OD&D’s initiative system is only barely described in the Three Little Brown Books, the assumption being that you have a copy of Chainmail to fill in the details. Many early players seemingly did not, and so initiative became a simple game of high roll wins. Supplements offered their own takes, included a segment-based option in Eldritch Wizardry, and AD&D famously has its own system of segments and weapon lengths and weird procedures when both sides tie, but simple side based or individual initiative systems won out in subsequent editions. A shame, really, as the way Chainmail handles it is pretty sleek and adds enough tactical considerations without slowing gameplay down.

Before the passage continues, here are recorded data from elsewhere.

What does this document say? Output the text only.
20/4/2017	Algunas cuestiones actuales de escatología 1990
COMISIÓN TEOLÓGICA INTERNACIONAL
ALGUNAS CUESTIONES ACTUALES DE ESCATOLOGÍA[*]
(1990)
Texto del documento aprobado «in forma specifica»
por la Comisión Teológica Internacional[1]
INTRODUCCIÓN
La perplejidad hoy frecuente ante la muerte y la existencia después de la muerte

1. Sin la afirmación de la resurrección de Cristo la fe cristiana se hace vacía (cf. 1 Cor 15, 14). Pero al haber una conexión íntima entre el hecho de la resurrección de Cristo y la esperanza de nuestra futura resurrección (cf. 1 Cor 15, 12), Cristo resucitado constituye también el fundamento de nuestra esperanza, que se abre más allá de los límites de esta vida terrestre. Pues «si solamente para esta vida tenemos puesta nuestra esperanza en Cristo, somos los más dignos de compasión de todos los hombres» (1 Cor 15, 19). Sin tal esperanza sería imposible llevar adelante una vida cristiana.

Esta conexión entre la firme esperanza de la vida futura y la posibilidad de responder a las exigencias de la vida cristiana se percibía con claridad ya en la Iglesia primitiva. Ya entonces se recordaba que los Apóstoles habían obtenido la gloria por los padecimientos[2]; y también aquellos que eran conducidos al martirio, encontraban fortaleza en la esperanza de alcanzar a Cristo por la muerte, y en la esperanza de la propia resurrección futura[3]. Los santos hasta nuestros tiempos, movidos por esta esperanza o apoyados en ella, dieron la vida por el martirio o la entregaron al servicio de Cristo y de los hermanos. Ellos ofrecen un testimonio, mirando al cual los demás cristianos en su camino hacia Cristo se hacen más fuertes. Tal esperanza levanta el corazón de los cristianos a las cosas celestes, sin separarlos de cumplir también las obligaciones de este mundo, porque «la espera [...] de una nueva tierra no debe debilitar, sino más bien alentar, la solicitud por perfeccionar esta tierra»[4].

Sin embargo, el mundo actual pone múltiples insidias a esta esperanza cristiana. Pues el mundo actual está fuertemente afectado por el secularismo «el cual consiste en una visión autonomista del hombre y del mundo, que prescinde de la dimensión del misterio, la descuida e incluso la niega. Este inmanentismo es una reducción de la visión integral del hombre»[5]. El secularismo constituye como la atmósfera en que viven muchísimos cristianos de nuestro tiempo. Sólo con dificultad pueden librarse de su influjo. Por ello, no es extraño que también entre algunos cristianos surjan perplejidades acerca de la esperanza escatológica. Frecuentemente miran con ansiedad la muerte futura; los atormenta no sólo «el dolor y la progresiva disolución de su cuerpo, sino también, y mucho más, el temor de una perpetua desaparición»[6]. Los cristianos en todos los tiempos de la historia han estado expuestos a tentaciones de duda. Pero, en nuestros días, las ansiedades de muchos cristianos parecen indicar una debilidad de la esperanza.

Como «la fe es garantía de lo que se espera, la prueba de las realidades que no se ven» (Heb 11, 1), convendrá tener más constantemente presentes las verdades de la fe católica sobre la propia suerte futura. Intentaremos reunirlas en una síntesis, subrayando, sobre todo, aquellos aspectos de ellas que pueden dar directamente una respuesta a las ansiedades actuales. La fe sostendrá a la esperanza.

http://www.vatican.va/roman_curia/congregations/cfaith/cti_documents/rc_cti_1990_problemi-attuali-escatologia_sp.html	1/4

How does it work? Every weapon has a Weapon Class (WC) based on length, ranging from a dagger at 1 to 12 for two-handed swords. A higher WC is advantageous during the first round of melee, as its reach allows for the first strike, but shorter weapons shine as combat continues and it is assumed that the participants close on each other. Weapons of similar length defer to initiative rolls and having the high ground overrides all other considerations. That’s it. Short, sweet, and surprisingly deep.

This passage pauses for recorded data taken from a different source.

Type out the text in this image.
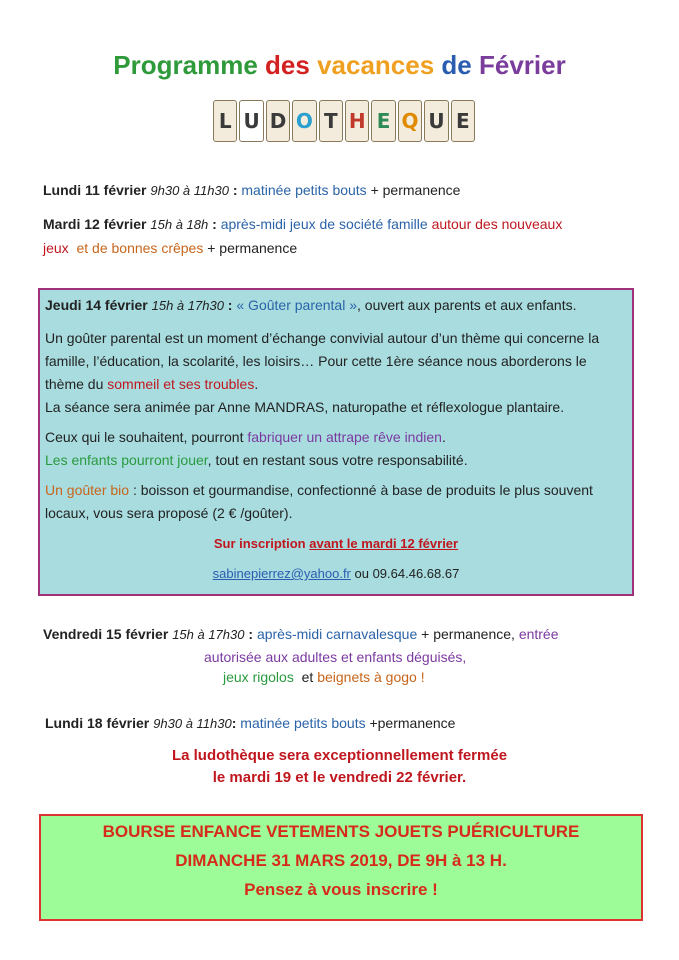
Programme des vacances de Février
L U D O T H E Q U E
Lundi 11 février 9h30 à 11h30 : matinée petits bouts + permanence
Mardi 12 février 15h à 18h : après-midi jeux de société famille autour des nouveaux
jeux et de bonnes crêpes + permanence
Jeudi 14 février 15h à 17h30 : « Goûter parental », ouvert aux parents et aux enfants.
Un goûter parental est un moment d’échange convivial autour d’un thème qui concerne la
famille, l’éducation, la scolarité, les loisirs… Pour cette 1ère séance nous aborderons le
thème du sommeil et ses troubles.
La séance sera animée par Anne MANDRAS, naturopathe et réflexologue plantaire.
Ceux qui le souhaitent, pourront fabriquer un attrape rêve indien.
Les enfants pourront jouer, tout en restant sous votre responsabilité.
Un goûter bio : boisson et gourmandise, confectionné à base de produits le plus souvent
locaux, vous sera proposé (2 € /goûter).
Sur inscription avant le mardi 12 février
sabinepierrez@yahoo.fr ou 09.64.46.68.67
Vendredi 15 février 15h à 17h30 : après-midi carnavalesque + permanence, entrée
autorisée aux adultes et enfants déguisés,
jeux rigolos et beignets à gogo !
Lundi 18 février 9h30 à 11h30: matinée petits bouts +permanence
La ludothèque sera exceptionnellement fermée
le mardi 19 et le vendredi 22 février.
BOURSE ENFANCE VETEMENTS JOUETS PUÉRICULTURE
DIMANCHE 31 MARS 2019, DE 9H à 13 H.
Pensez à vous inscrire !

Coupling Chainmail’s melee initiative system with the idea of simultaneous action, makes things even faster and I would dare to say more realistic, or at least believable. Like Chainmail’s initiative system, simultaneous action is dead simple: everything happens at once, initiative is used to determine who has the edge when it matters. For example, if an archer declares they are shooting at a target who declares that they are diving for cover, initiative determines if the shot goes off before or after the target is in cover. If two sides charge each other, the initiative winner is considered the attacker, etc. Dead simple, easy to adjudicate, and fast.
The biggest hurdle to adopting this system is working out the Weapon Classes for monsters, but thanfully there’s prior art to draw upon, such as tables found in Seven Voyages of Zylarthen. I use a simple system that equates teeth and claws to daggers (1) and hand axes (2) and tails and limbs to maces (3) and flails (7), depending on creature size. As an added bonus, if you want to curb the power of high-level spells a little bit, you can use spell level as Weapon Class, patching the game in a similar manner to how it’s done in AD&D.
Anyway, that’s how Chainmail does initiative. One can only imagine how D&D would have evolved if this initiative system had been more widely adopted at the dawn of the hobby.